English footballer (1905–1973)

Lizzy Ashcroft (1905 – 1973) was an English footballer who is considered a pioneer of the women's game. She is regarded as one of the preeminent pre-World War Two women's footballers.

==Early life==

Ashcroft was a native of Parr, St Helens. She was born in about 1905 as one of twelve children in a working-class family.

==Career==

Ashcroft made her footballing debut in April 1921, aged 16, when St Helens Ladies FC played against Dick, Kerr Ladies at St Andrews. She later joined the Dick, Kerr team, becoming vice captain in 1933 and taking over from Lily Parr as captain in 1935. After participating in the Dick, Keer Ladies tour of France later that year, Ashcroft retired from football in 1936 to get married.

In total, Ashcroft spent fifteen years playing for St Helens Ladies FC and Dick, Kerr Ladies.

==Style of play==

Known for her height and strength, Ashcroft mainly operated as a full-back. She was known as the "best defender since Alice Kell" but she could also play in an attacking role when required.

== Personal life ==
In 1926 Ashcroft joined the Whittingham County Mental Asylum in Goosnargh as a nurse. In 1936 she married her husband Joshua, who died just twelve years later. They had two children. She rarely spoke to her family about her time as a footballer, although they later described her as a "life-long lover of football" and recalled her watching Match of the Day every weekend.

==Death and legacy==
After Ashcroft's death in 1973, her grandson Steve Bolton found cases of photographs and documents in his father's attic, which inspired him to write an article about her and publish it online. After reading the article, local actress Michelle Crane wrote a short film, Granny, exploring both Ashcroft's career and how her family came to rediscover it. The film premiered at the Genesis Cinema in London in 2022 and was later accepted at the New York Independent Film Festival.

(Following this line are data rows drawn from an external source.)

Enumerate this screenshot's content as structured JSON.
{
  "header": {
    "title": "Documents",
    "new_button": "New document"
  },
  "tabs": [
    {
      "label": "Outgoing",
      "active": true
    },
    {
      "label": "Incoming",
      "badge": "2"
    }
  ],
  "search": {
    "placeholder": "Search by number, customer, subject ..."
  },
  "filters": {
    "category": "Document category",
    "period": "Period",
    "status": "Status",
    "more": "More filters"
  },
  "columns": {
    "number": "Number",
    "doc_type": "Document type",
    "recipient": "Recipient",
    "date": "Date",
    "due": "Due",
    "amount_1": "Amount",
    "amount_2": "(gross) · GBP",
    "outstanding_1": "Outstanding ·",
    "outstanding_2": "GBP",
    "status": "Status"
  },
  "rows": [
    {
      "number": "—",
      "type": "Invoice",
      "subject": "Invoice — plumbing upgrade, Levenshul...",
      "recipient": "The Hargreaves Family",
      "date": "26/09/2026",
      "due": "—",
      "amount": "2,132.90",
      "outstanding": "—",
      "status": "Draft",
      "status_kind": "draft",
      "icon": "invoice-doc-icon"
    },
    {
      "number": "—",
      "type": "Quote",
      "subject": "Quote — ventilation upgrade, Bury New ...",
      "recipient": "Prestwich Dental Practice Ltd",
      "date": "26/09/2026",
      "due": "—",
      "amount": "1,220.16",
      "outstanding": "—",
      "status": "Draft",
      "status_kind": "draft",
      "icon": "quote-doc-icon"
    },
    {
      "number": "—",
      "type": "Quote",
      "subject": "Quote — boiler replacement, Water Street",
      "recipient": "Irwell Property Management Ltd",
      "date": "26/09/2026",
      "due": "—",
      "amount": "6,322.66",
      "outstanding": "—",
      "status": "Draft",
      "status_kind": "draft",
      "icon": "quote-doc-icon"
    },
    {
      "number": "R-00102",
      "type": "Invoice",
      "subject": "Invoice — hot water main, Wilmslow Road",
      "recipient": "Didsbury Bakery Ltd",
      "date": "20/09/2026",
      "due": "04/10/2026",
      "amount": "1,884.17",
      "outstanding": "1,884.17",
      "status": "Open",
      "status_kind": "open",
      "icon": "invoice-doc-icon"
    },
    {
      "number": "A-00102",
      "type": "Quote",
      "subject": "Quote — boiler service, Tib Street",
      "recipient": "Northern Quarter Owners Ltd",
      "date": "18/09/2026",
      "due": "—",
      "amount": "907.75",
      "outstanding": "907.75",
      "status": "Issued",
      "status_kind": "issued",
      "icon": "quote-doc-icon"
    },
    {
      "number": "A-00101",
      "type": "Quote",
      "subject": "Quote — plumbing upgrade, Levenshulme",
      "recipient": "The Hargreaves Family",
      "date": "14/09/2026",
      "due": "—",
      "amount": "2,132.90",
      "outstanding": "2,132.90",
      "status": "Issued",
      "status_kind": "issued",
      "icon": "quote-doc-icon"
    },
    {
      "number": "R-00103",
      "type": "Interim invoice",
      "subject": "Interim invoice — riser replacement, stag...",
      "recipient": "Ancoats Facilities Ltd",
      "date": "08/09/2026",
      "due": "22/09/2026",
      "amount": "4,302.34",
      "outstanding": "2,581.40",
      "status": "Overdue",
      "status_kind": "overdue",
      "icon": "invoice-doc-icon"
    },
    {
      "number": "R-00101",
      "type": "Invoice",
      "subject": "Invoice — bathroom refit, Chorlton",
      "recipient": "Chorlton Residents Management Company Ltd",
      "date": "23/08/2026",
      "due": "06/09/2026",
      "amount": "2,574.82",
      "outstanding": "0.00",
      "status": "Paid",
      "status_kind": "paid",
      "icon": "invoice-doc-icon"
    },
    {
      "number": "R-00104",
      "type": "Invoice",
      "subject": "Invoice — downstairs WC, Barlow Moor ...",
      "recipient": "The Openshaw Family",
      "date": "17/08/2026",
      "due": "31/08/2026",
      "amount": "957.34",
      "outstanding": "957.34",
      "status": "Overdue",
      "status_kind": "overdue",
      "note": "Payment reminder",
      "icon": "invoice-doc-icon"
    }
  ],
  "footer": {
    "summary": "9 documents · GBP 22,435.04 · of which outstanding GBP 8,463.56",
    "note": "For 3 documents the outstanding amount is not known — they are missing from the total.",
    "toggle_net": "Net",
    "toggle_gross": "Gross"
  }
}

Bolton donated his grandmother's photographs to the National Football Museum in Manchester. Several of Ashcroft's photographs are featured in a permanent exhibition at the museum about Lily Parr, which opened in 2021 to mark the 100th anniversary of the FA's ban on women's football. Items from the Ashcroft collection were featured in an exhibition celebrating the history of women's football at the Queen's Theatre in Hornchurch in 2023.

In 2025 a blue plaque was placed in her memory in St Helens.